Under these circumstances of increasing controversy, the attitude of the Board of Trade toward the tunnel project became one of further reserve. In February, the Board informed the War Office that the military question of the tunnel had assumed such magnitude that a decision on it should be taken not on a departmental level but on the higher governmental policy level, and it suggested that the War Office start its own investigations on the military aspect of the matter.
Commenting on the prevailing French attitude toward British fears about the tunnel project, the Paris correspondent of the London Times observed mildly that "the political uneasiness which the scheme has raised on the other side does not exist here.... No Frenchman, of course, regards it as jeopardizing national security. Frenchmen see in it a greater facility for visiting the United Kingdom, and for relieving the monotony of Swiss tours by a trip to the Scotch highlands."
In satirical fashion, a paragraph in Punch undertook to summarize the reaction in another European country:
Bogie! The Italian Government are so struck by the alarm exhibited by Sir Garnet Wolseley at the prospect of a Channel Tunnel, that they have closed the Mount Cenis and St. Gotthard Tunnels, and left travellers to the mountain diligences. Their reason for doing this is the fact that Napoleon really crossed the Alps, while he only threatened to invade England.
As for reactions in Germany, the British chargé d'affaires in Dresden reported in a dispatch to the Foreign Office that he had questioned the Chief of Staff of the 12th (Saxon) Corps—"an officer of high attainments"—on his attitude toward the possible invasion of England through the Channel tunnel, or through sudden seizure of the English end from the outside.
He wrote that General von Holleben, the officer in question, had observed, in connection with the practicability of landing a Continental force and taking the British end, that although such an operation was not impossible, "that [it] would succeed in the face of our military and moral resources, railways and telegraphs, he should believe when he saw it happen."
General von Holleben then remarked that the idea of moving an Army-Corps 25 miles beneath the sea was one which he did not quite take in. The distance was a heavy day's march; halts must be made; and the column of troops would be from eight to ten miles long.
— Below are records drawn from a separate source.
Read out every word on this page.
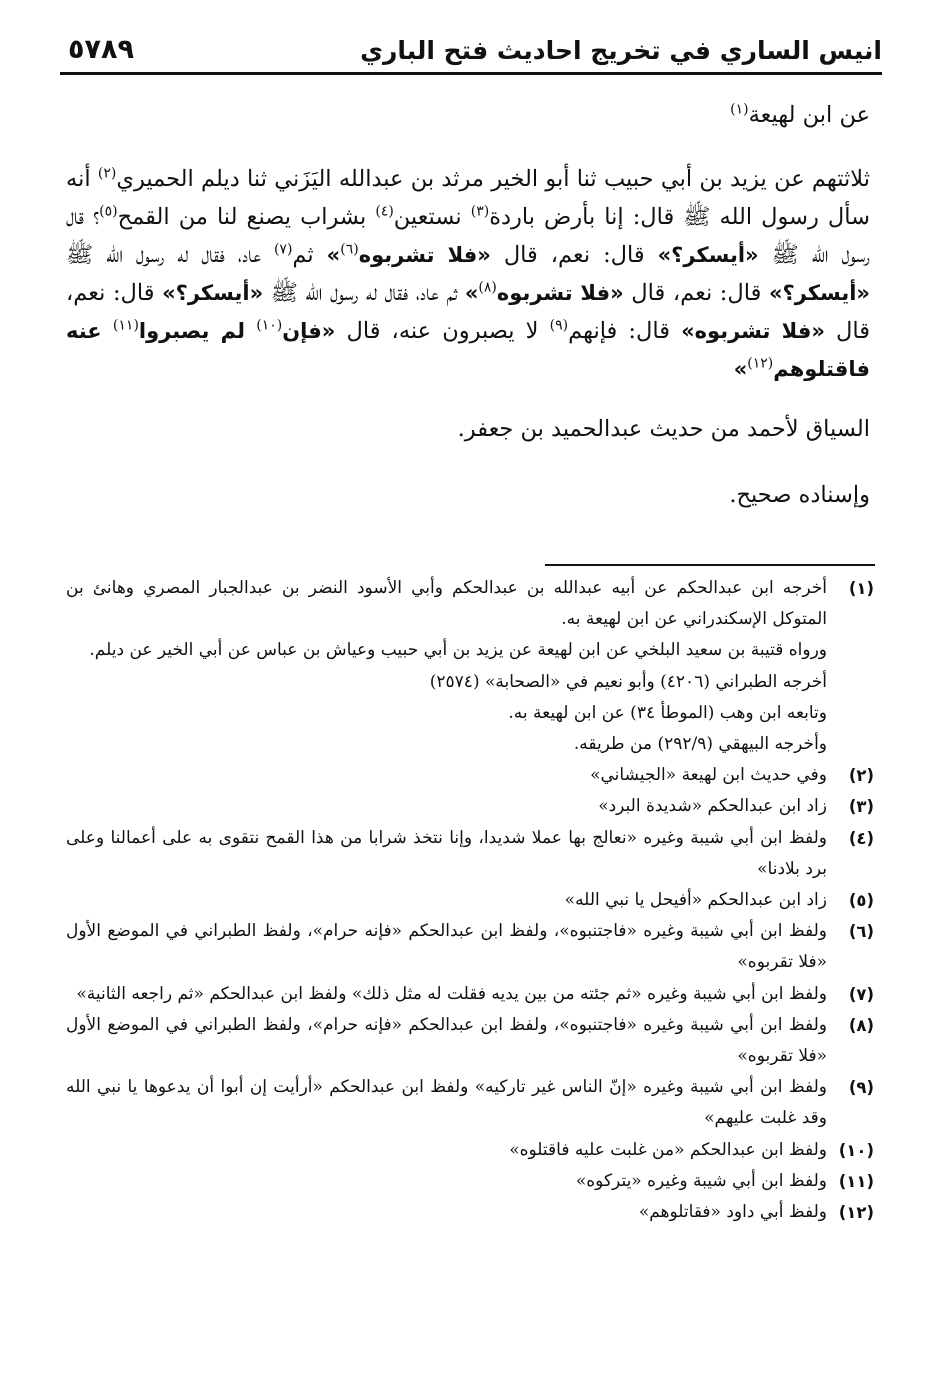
انيس الساري في تخريج احاديث فتح الباري
٥٧٨٩

عن ابن لهيعة$^{(١)}$

ثلاثتهم عن يزيد بن أبي حبيب ثنا أبو الخير مرثد بن عبدالله اليَزَني ثنا ديلم الحميري$^{(٢)}$ أنه سأل رسول الله ﷺ قال: إنا بأرض باردة$^{(٣)}$ نستعين$^{(٤)}$ بشراب يصنع لنا من القمح$^{(٥)}$؟ قال رسول الله ﷺ «أيسكر؟» قال: نعم، قال «فلا تشربوه$^{(٦)}$» ثم$^{(٧)}$ عاد، فقال له رسول الله ﷺ «أيسكر؟» قال: نعم، قال «فلا تشربوه$^{(٨)}$» ثم عاد، فقال له رسول الله ﷺ «أيسكر؟» قال: نعم، قال «فلا تشربوه» قال: فإنهم$^{(٩)}$ لا يصبرون عنه، قال «فإن$^{(١٠)}$ لم يصبروا$^{(١١)}$ عنه فاقتلوهم$^{(١٢)}$»

السياق لأحمد من حديث عبدالحميد بن جعفر.

وإسناده صحيح.

(١)
أخرجه ابن عبدالحكم عن أبيه عبدالله بن عبدالحكم وأبي الأسود النضر بن عبدالجبار المصري وهانئ بن المتوكل الإسكندراني عن ابن لهيعة به.
ورواه قتيبة بن سعيد البلخي عن ابن لهيعة عن يزيد بن أبي حبيب وعياش بن عباس عن أبي الخير عن ديلم.
أخرجه الطبراني (٤٢٠٦) وأبو نعيم في «الصحابة» (٢٥٧٤)
وتابعه ابن وهب (الموطأ ٣٤) عن ابن لهيعة به.
وأخرجه البيهقي (٢٩٢/٩) من طريقه.
(٢)
وفي حديث ابن لهيعة «الجيشاني»
(٣)
زاد ابن عبدالحكم «شديدة البرد»
(٤)
ولفظ ابن أبي شيبة وغيره «نعالج بها عملا شديدا، وإنا نتخذ شرابا من هذا القمح نتقوى به على أعمالنا وعلى برد بلادنا»
(٥)
زاد ابن عبدالحكم «أفيحل يا نبي الله»
(٦)
ولفظ ابن أبي شيبة وغيره «فاجتنبوه»، ولفظ ابن عبدالحكم «فإنه حرام»، ولفظ الطبراني في الموضع الأول «فلا تقربوه»
(٧)
ولفظ ابن أبي شيبة وغيره «ثم جئته من بين يديه فقلت له مثل ذلك» ولفظ ابن عبدالحكم «ثم راجعه الثانية»
(٨)
ولفظ ابن أبي شيبة وغيره «فاجتنبوه»، ولفظ ابن عبدالحكم «فإنه حرام»، ولفظ الطبراني في الموضع الأول «فلا تقربوه»
(٩)
ولفظ ابن أبي شيبة وغيره «إنّ الناس غير تاركيه» ولفظ ابن عبدالحكم «أرأيت إن أبوا أن يدعوها يا نبي الله وقد غلبت عليهم»
(١٠)
ولفظ ابن عبدالحكم «من غلبت عليه فاقتلوه»
(١١)
ولفظ ابن أبي شيبة وغيره «يتركوه»
(١٢)
ولفظ أبي داود «فقاتلوهم»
He was unable to realize all this off hand, and he did not know but what we were talking of a chimoera.
I observed that no one appeared to have asked what would happen to the air of the tunnel if bodies of 20,000 or even 10,000 men were to move through at once. The General said that this atmospheric difficulty was new to him, and it did not sound very soluble.
But the fears of the War Office were not stilled by such observations as these. On February 23, the War Office announced that it was appointing a Channel Tunnel Defense Committee, headed by Major-General Sir Archibald Alison, the chief of British Army Intelligence, to collect and examine in detail scientific evidence on "the practicability of closing effectually a submarine railway tunnel" in case of actual or apprehended war.
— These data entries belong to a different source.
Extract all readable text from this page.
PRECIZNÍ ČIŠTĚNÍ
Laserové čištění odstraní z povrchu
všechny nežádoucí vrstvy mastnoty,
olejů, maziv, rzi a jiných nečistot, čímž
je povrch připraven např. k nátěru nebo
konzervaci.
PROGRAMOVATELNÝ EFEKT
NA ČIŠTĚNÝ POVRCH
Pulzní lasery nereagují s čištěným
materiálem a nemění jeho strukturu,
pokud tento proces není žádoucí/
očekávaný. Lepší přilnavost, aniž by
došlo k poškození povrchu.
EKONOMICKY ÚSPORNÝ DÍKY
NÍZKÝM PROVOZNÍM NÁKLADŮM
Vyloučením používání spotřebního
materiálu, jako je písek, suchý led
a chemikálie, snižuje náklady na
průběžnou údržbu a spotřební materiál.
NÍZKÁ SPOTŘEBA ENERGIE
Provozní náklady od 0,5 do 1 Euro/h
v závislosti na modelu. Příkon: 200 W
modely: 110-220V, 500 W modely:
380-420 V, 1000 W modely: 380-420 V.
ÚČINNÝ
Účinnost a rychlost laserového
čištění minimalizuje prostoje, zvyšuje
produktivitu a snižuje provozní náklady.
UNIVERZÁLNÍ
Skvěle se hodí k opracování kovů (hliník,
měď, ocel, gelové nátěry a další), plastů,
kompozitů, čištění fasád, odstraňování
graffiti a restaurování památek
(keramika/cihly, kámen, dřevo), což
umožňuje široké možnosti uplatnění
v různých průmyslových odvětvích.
The Board of Trade, in the meantime, did its best to hold Sir Edward Watkin and his project off at arm's length. On March 6, 1882, the secretary of the Board of Trade, which had been keeping an eye on newspaper accounts of the progress of the tunnel, wrote to remind Sir Edward of the vital fact that all the foreshore of the United Kingdom below high-water mark at Dover was "prima facie the property of the Crown and under the management of the Board of Trade," and that while the department did not wish to impede progress it distinctly wished to give notice that the Government "hold themselves free to use any powers at their disposal in such a matter as Parliament may decide, or as the general interest of the country may seem to them to require." In other words, the Board told the Submarine Continental Railway Company that it could not drive its tunnel toward France without trespassing on Crown property extending all the way from high-water mark to the three-mile limit of British jurisdiction—the traditionally accepted limit of the carrying power of cannon.